Nur wem auch behinderte Kinder gleich viel wert sind, kämpft gegen Diskriminierung

Wien (ÖVP-PK) - "Wie kann sich eine Politikerin damit brüsten, dass ihr alle Kinder gleich viel wert sind und gleichzeitig nichts dagegen tun, dass behinderte Kinder vor und nach der Geburt als rechtliche Schadensfälle gelten?", fragt Dr. Franz-Joseph Huainigg, Sprecher für Menschen mit Behinderung im ÖVP-Parlamentsklub. SPÖ-Behindertensprecherin Lapp nahm den gestrigen Beschluss des Nationalrates, die Familienbeihilfe für alle Kinder zu erhöhen, zum Anlass, sich und ihre Partei zu rühmen: "Der SPÖ ist jedes Kind gleich viel wert". "Das ist eine Aussage, die sich die Volkspartei leisten kann - nicht aber eine Partei, die seit Jahren eine gesetzliche Regelung zu "wrongful birth" verhindert", sagt Huainigg heute, Freitag. ****

Huainigg verweist damit auf die Diskussion um ein Urteil des Obersten Gerichtshofes, dass den Eltern eines behinderten Kindes erstmals die gesamten Lebenshaltungskosten zusprach, weil die Behinderung während der Schwangerschaft hätte erkannt werden können. "Dieses Urteil hat zurecht für Aufregung und massive Kritik gesorgt. Damit wird die Lebensexistenz eines Kindes aufgrund seiner Behinderung in Frage gestellt", kritisiert Huainigg, der eine rasche Lösung auf politischer Ebene fordert. "Das hat bislang die SPÖ verhindert. Eine im Regierungsprogramm zu diesem Thema vorgesehene Enquete konnte deshalb nicht stattfinden. Und das, obwohl die Zeit drängt. Es braucht eine gesetzliche Lösung im Schadensersatzrecht, da es hier um grundlegende Werte unserer Gesellschaft geht, die man nicht in Einzelfällen den Richtern überlassen kann", sagt Huainigg und fragt in Richtung Lapp: "Es geht hier um eine Ungleichbehandlung von behindertem Leben. Wie kann man behaupten, dass einem alle Kinder gleich viel wert sind und nichts gegen diese Ungleichbehandlung tun?"
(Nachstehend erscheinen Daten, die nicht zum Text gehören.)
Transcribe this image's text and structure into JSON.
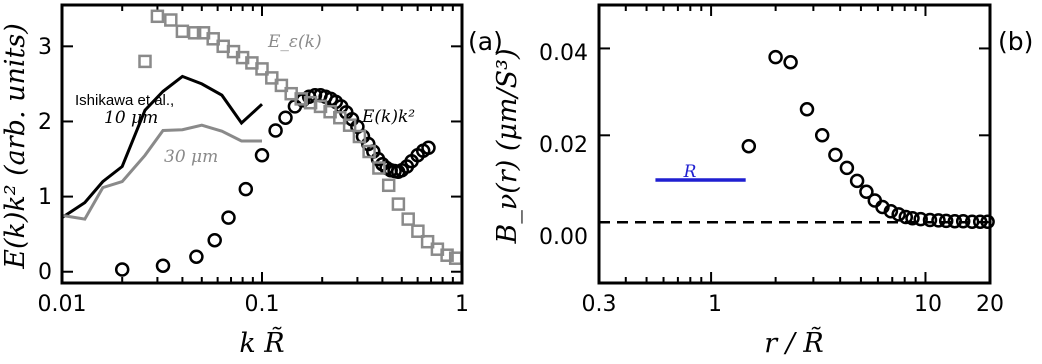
{
  "chart_data": [
    {
      "type": "line",
      "panel_label": "(a)",
      "xlabel": "k R̃",
      "ylabel": "E(k)k² (arb. units)",
      "xscale": "log",
      "xlim": [
        0.01,
        1
      ],
      "ylim": [
        -0.15,
        3.55
      ],
      "x_ticks": [
        0.01,
        0.1,
        1
      ],
      "x_tick_labels": [
        "0.01",
        "0.1",
        "1"
      ],
      "y_ticks": [
        0,
        1,
        2,
        3
      ],
      "y_tick_labels": [
        "0",
        "1",
        "2",
        "3"
      ],
      "colors": {
        "black": "#000000",
        "gray": "#8a8a8a"
      },
      "series": [
        {
          "name": "E(k)k²",
          "kind": "marker-circle",
          "color": "#000000",
          "x": [
            0.02,
            0.032,
            0.047,
            0.058,
            0.068,
            0.083,
            0.1,
            0.117,
            0.131,
            0.146,
            0.16,
            0.172,
            0.184,
            0.196,
            0.208,
            0.221,
            0.234,
            0.249,
            0.264,
            0.282,
            0.3,
            0.32,
            0.34,
            0.36,
            0.38,
            0.4,
            0.42,
            0.44,
            0.46,
            0.48,
            0.5,
            0.53,
            0.56,
            0.6,
            0.64,
            0.68
          ],
          "y": [
            0.03,
            0.08,
            0.2,
            0.42,
            0.72,
            1.1,
            1.55,
            1.88,
            2.05,
            2.2,
            2.28,
            2.33,
            2.35,
            2.35,
            2.33,
            2.3,
            2.26,
            2.2,
            2.12,
            2.03,
            1.93,
            1.8,
            1.7,
            1.6,
            1.5,
            1.43,
            1.38,
            1.35,
            1.34,
            1.33,
            1.35,
            1.4,
            1.47,
            1.55,
            1.61,
            1.65
          ]
        },
        {
          "name": "E_ε(k)",
          "kind": "marker-square",
          "color": "#8a8a8a",
          "x": [
            0.026,
            0.03,
            0.035,
            0.04,
            0.046,
            0.051,
            0.057,
            0.064,
            0.072,
            0.08,
            0.089,
            0.1,
            0.112,
            0.125,
            0.14,
            0.157,
            0.175,
            0.196,
            0.219,
            0.245,
            0.274,
            0.307,
            0.343,
            0.384,
            0.43,
            0.481,
            0.538,
            0.602,
            0.673,
            0.753,
            0.842,
            0.93
          ],
          "y": [
            2.8,
            3.4,
            3.35,
            3.2,
            3.18,
            3.18,
            3.1,
            3.0,
            2.93,
            2.85,
            2.78,
            2.7,
            2.58,
            2.48,
            2.37,
            2.3,
            2.25,
            2.2,
            2.13,
            2.05,
            1.95,
            1.8,
            1.6,
            1.38,
            1.15,
            0.9,
            0.7,
            0.54,
            0.4,
            0.3,
            0.22,
            0.18
          ]
        },
        {
          "name": "Ishikawa et al. 10 μm",
          "kind": "line",
          "color": "#000000",
          "x": [
            0.01,
            0.013,
            0.016,
            0.02,
            0.026,
            0.032,
            0.04,
            0.05,
            0.063,
            0.079,
            0.1
          ],
          "y": [
            0.72,
            0.92,
            1.2,
            1.4,
            2.15,
            2.4,
            2.6,
            2.5,
            2.35,
            1.98,
            2.23
          ]
        },
        {
          "name": "30 μm",
          "kind": "line",
          "color": "#8a8a8a",
          "x": [
            0.01,
            0.013,
            0.016,
            0.02,
            0.026,
            0.032,
            0.04,
            0.05,
            0.063,
            0.079,
            0.1
          ],
          "y": [
            0.75,
            0.7,
            1.12,
            1.2,
            1.55,
            1.88,
            1.89,
            1.95,
            1.87,
            1.74,
            1.74
          ]
        }
      ],
      "annotations": {
        "ishikawa": "Ishikawa et al.,",
        "ten_um": "10 μm",
        "thirty_um": "30 μm",
        "e_eps": "E_ε(k)",
        "e_k2": "E(k)k²"
      }
    },
    {
      "type": "scatter",
      "panel_label": "(b)",
      "xlabel": "r / R̃",
      "ylabel": "B_ν(r) (μm/S³)",
      "xscale": "log",
      "xlim": [
        0.3,
        20
      ],
      "ylim": [
        -0.014,
        0.05
      ],
      "x_ticks": [
        0.3,
        1,
        10,
        20
      ],
      "x_tick_labels": [
        "0.3",
        "1",
        "10",
        "20"
      ],
      "y_ticks": [
        0.0,
        0.02,
        0.04
      ],
      "y_tick_labels": [
        "0.00",
        "0.02",
        "0.04"
      ],
      "series": [
        {
          "name": "B_ν(r)",
          "kind": "marker-circle",
          "color": "#000000",
          "x": [
            1.5,
            2.0,
            2.35,
            2.8,
            3.3,
            3.8,
            4.3,
            4.8,
            5.3,
            5.8,
            6.3,
            6.9,
            7.5,
            8.1,
            8.7,
            9.5,
            10.5,
            11.5,
            12.5,
            13.7,
            15.0,
            16.5,
            18.0,
            19.5
          ],
          "y": [
            0.0175,
            0.038,
            0.0368,
            0.026,
            0.02,
            0.0155,
            0.0125,
            0.0095,
            0.007,
            0.005,
            0.0035,
            0.0025,
            0.0018,
            0.0012,
            0.0009,
            0.0007,
            0.0005,
            0.0004,
            0.0003,
            0.0002,
            0.0002,
            0.0001,
            0.0001,
            0.0001
          ]
        }
      ],
      "reference_line": {
        "y": 0.0,
        "style": "dashed"
      },
      "r_bar": {
        "label": "R",
        "x": [
          0.55,
          1.45
        ],
        "y": 0.0097,
        "color": "#1f1fd1"
      }
    }
  ]
}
Abschließend formuliert Huainigg drei Fragen an seine Kollegin Lapp:

Frage 1: Warum haben Sie mir die letzten 18 Monate ein Gespräch über die Diskriminierung von behindertem Leben vor und nach der Geburt verweigert?
Frage 2: Wie können Sie behaupten, dass der SPÖ jedes Kind gleich viel wert ist, solange es OGH-Urteile gibt, die ein behindertes Kind als "Schaden" darstellen?
Frage 3: Was wird die SPÖ in der nächsten Regierung tun, damit diese Ungleichbehandlung von behindertem Leben vor und nach der Geburt beseitigt wird?